Robin – The Open Source RPA Language

So this has been making the news headlines in the RPA community a few months ago: https://robin-language.org/

Its a programming language purpose designed for RPA. Not much information is available online at the moment, and it doesn’t seem like many online articles have tried it out, so I’ve gone ahead and actually installed it, and used it to give you all my thoughts.

Robin’s Github Repo

https://github.com/robin-language/robin

There’s no source code at all. It just says “Source code coming soon” as of October 2019. That’s odd for a self proclaimed open source project.

Installation

The installer is a pre-built 101MB Windows .exe file. It installed without any issues on a fresh Win 10 VM. The install folder ends up with 20+ dlls and some random config files.

Spying Applications

One of the first things RPA devs do is to check whether they are able to spy the applications that they need to work with, so here we go!

There is a separate spying application called Robin UI Spy. After launching it, you can spy using mouseover on all opened applications, including Windows Explorer itself. As with all spying in RPA products, this sometimes works well depending on how the application was designed. I tried spying Robin’s own website and a lot of things can’t be spied using simple mouseover, including their whole header bar.

Each element that you spy saves a list of attributes (UIA in this case) that you can tweak. No surprise there. It also takes a screen capture and saves that as well. I’m not sure how that image is used but it is worrying, as we all know that the way an application is rendered can vary wildly from one PC to the next.

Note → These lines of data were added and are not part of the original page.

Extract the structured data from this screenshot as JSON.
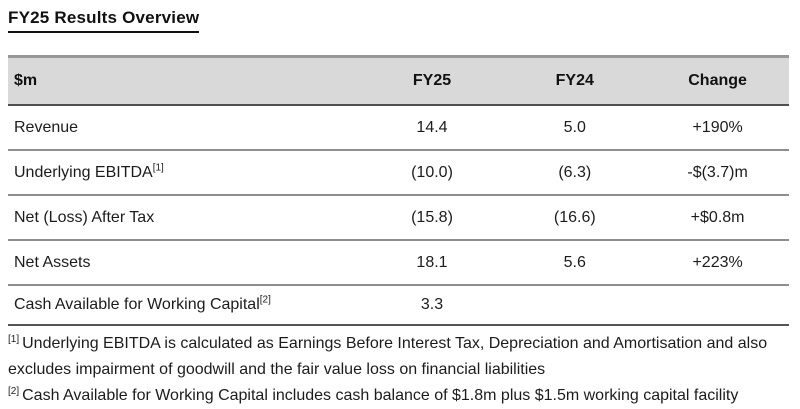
{
  "title": "FY25 Results Overview",
  "table": {
    "columns": [
      "$m",
      "FY25",
      "FY24",
      "Change"
    ],
    "rows": [
      {
        "label": "Revenue",
        "sup": "",
        "fy25": "14.4",
        "fy24": "5.0",
        "change": "+190%"
      },
      {
        "label": "Underlying EBITDA",
        "sup": "[1]",
        "fy25": "(10.0)",
        "fy24": "(6.3)",
        "change": "-$(3.7)m"
      },
      {
        "label": "Net (Loss) After Tax",
        "sup": "",
        "fy25": "(15.8)",
        "fy24": "(16.6)",
        "change": "+$0.8m"
      },
      {
        "label": "Net Assets",
        "sup": "",
        "fy25": "18.1",
        "fy24": "5.6",
        "change": "+223%"
      },
      {
        "label": "Cash Available for Working Capital",
        "sup": "[2]",
        "fy25": "3.3",
        "fy24": "",
        "change": ""
      }
    ]
  },
  "footnotes": [
    {
      "marker": "[1]",
      "text": "Underlying EBITDA is calculated as Earnings Before Interest Tax, Depreciation and Amortisation and also excludes impairment of goodwill and the fair value loss on financial liabilities"
    },
    {
      "marker": "[2]",
      "text": "Cash Available for Working Capital includes cash balance of $1.8m plus $1.5m working capital facility"
    }
  ],
  "colors": {
    "header_bg": "#d9d9d9",
    "border_top": "#979797",
    "border_dark": "#545454",
    "border_row": "#8e8e8e",
    "text": "#1c1c1c"
  }
}
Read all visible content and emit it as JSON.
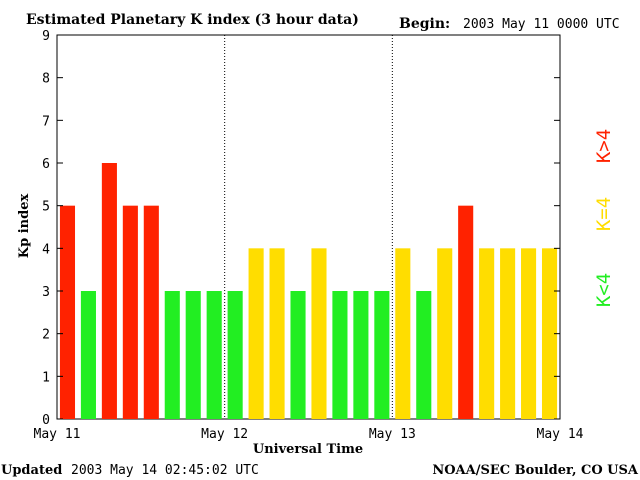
{
  "chart_data": {
    "type": "bar",
    "title": "Estimated Planetary K index (3 hour data)",
    "begin_label": "Begin:",
    "begin_value": "2003 May 11 0000 UTC",
    "xlabel": "Universal Time",
    "ylabel": "Kp index",
    "ylim": [
      0,
      9
    ],
    "yticks": [
      "0",
      "1",
      "2",
      "3",
      "4",
      "5",
      "6",
      "7",
      "8",
      "9"
    ],
    "xticks": [
      "May 11",
      "May 12",
      "May 13",
      "May 14"
    ],
    "values": [
      5,
      3,
      6,
      5,
      5,
      3,
      3,
      3,
      3,
      4,
      4,
      3,
      4,
      3,
      3,
      3,
      4,
      3,
      4,
      5,
      4,
      4,
      4,
      4
    ],
    "colors": {
      "below4": "#22ee22",
      "equal4": "#ffdd00",
      "above4": "#ff2200"
    },
    "legend": [
      {
        "label": "K>4",
        "color": "#ff2200"
      },
      {
        "label": "K=4",
        "color": "#ffdd00"
      },
      {
        "label": "K<4",
        "color": "#22ee22"
      }
    ]
  },
  "footer": {
    "updated_label": "Updated",
    "updated_value": "2003 May 14 02:45:02 UTC",
    "source": "NOAA/SEC Boulder, CO USA"
  }
}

Once you’ve spied all the elements by mouseover and Ctrl+left mouse click, you can save this “spied application” into an “.appmask file”. Under the hood, it looks like a JSON file. There you can see the entire image of the element embedded in string format.

Creating a Process

There is a text-editor like development environment provided called Robin Editor.

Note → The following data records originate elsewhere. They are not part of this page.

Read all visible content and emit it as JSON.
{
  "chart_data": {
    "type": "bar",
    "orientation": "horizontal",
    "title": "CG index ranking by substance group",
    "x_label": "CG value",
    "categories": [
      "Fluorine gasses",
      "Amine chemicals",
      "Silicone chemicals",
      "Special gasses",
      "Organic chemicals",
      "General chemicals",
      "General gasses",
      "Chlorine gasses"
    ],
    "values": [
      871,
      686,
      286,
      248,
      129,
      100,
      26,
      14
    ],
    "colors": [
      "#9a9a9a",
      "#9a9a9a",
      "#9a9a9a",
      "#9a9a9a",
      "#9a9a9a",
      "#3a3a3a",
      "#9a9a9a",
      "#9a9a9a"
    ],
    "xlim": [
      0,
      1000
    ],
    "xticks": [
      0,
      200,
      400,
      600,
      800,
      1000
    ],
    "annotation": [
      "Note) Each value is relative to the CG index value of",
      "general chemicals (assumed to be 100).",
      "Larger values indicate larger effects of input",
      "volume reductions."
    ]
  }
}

It looks like a reskinned Eclipse or other IDE and this tells me that the target users are software developers/programmers. Reading the language docs (https://robin-language.org/docs/robin-the-rpa-language/) confirms this as well. There’s no way business users will be able to understand stuff like enums, goto’s + labels etc. One of RPA’s great strengths is how it can allow non-techies to contribute to the development of their business processes.

At the same time, there’s no debugging capability, not even breakpoints in the IDE. So I would not call this ready for developers even yet.

I’m still unclear on how you can launch an application if it’s not opened yet. I don’t see anywhere in the docs that refer to this. The Robin Project seems to be built by developers for developers.

Conclusion

This is really a programmer oriented tool. The documentation, debuggins and testing capabilities aren’t there yet to support widespread or even POC use. But I guess give it some time.

There is no indication now of any logging capability for auditing, or orchestration. I have a feeling that you are supposed to code one yourself, as I see references to conditional statements like “if today is Saturday do this” in the examples.

This seems to be something to use when 1. you are a developer and 2. what you want is attended or desktop based automation.